Bernard Madoff, accused mastermind of a $50 billion investment fraud, is expected to plead guilty to criminal charges next week, three months after his arrest shocked his customers worldwide.

A court document signed on Friday by prosecutors and Madoff's lead attorney indicated the once-respected Wall Street trader and investment manager would waive an indictment and plead guilty to criminal charges.

A March 12 hearing was scheduled for Madoff to appear in court on the charges, said a clerk for Judge Denny Chin in U.S. District Court in Manhattan, who was assigned to oversee the case.

Madoff, who is under house arrest, also is set to appear at a March 10 hearing on a potential conflict of interest involving his main lawyer, Ira Sorkin.

Legal experts said all signs indicate that a guilty plea has been negotiated in what authorities have called the biggest Ponzi scheme in Wall Street history. The purported swindle ran for decades but collapsed in last year's market meltdown.

Madoff's lawyers and the U.S. Attorney's Office in Manhattan declined to comment directly on any plea deal.

This is the first step in order to enter a plea agreement, said Peter Henning, a professor at Wayne State University Law School in Detroit and a former federal prosecutor.

Prosecutors charged and arrested Madoff on December 11 after the FBI said he confessed to running a giant Ponzi scheme with $50 billion in losses over many years. A Ponzi scheme is one in which early investors are paid with the money of new clients.

OTHERS INVOLVED?

One legal expert said it is likely that any plea deal would include Madoff's agreement to cooperate with the government's investigation into the purported swindle, which bilked banks, wealthy clients, small investors and charities worldwide.

If other people were ultimately charged and put on trial, Madoff's sentencing could be delayed until those cases were resolved, legal experts said.

No one else has been charged, but few believe that Madoff could have carried out such a complex worldwide scheme on his own.

Federal conspiracy law can reach far and wide, and undoubtedly the government is going to be looking to charge a conspiracy, said Bradley Simon, a white-collar criminal defense attorney not involved in the Madoff case. They are under enormous pressure to get to the bottom of this and bring in the bodies.

Madoff was charged in December with one count of securities fraud and faces up to 20 years in jail.

The 70-year-old could spend the rest of his life in prison. In the meantime, he is out on $10 million bail and under house arrest in his $7 million New York apartment with 24-hour surveillance.

Madoff's assets and those of his firm, Bernard L. Madoff Investment Securities LLC, have been frozen by court order as a trustee works to recover money for former customers. Less than $1 billion has been recovered so far.

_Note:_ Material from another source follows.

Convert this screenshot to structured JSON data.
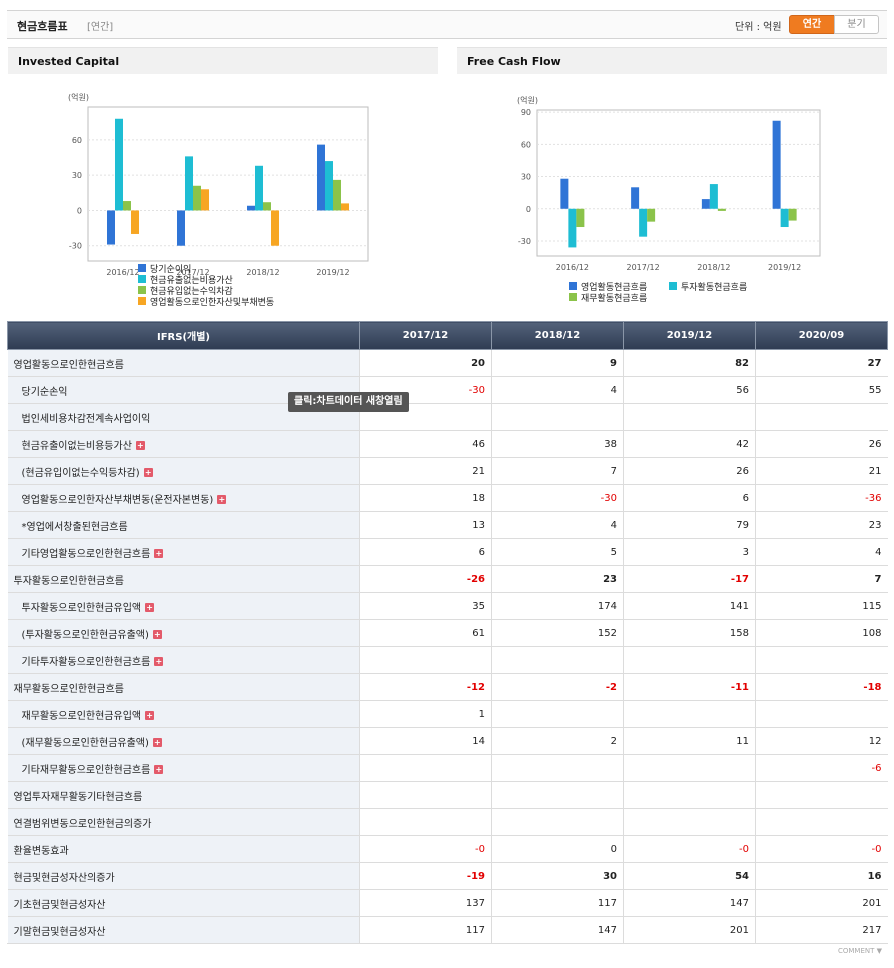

The Madoff scandal has been one of the biggest white-collar criminal cases in recent memory. His clients included numerous celebrities, including TV talk show host Larry King, actor John Malkovich and Hall of Fame baseball pitcher Sandy Koufax, according to court documents. Investors say he lured them through his reputation for posting amazingly consistent returns that prosecutors now say were fiction.

If Madoff pleaded guilty, that would not put an end to the wave of private litigation stemming from the scandal, with investors suing Madoff on their own as well as bringing cases against money managers that put their money with him.

Madoff's prior court appearances have caused a frenzy at the federal courthouse in lower Manhattan. Besides the March 12 hearing, he is also to appear in court on Tuesday before the same judge to address a potential conflict involving his lawyer.

Madoff must tell the judge at that hearing that he is aware that 17 years ago his lawyer Sorkin represented two accountants who invested with Madoff in a civil case that was settled.

The case is USA v Madoff 08-mj-02735 in U.S. District Court in the Southern District of New York (Manhattan).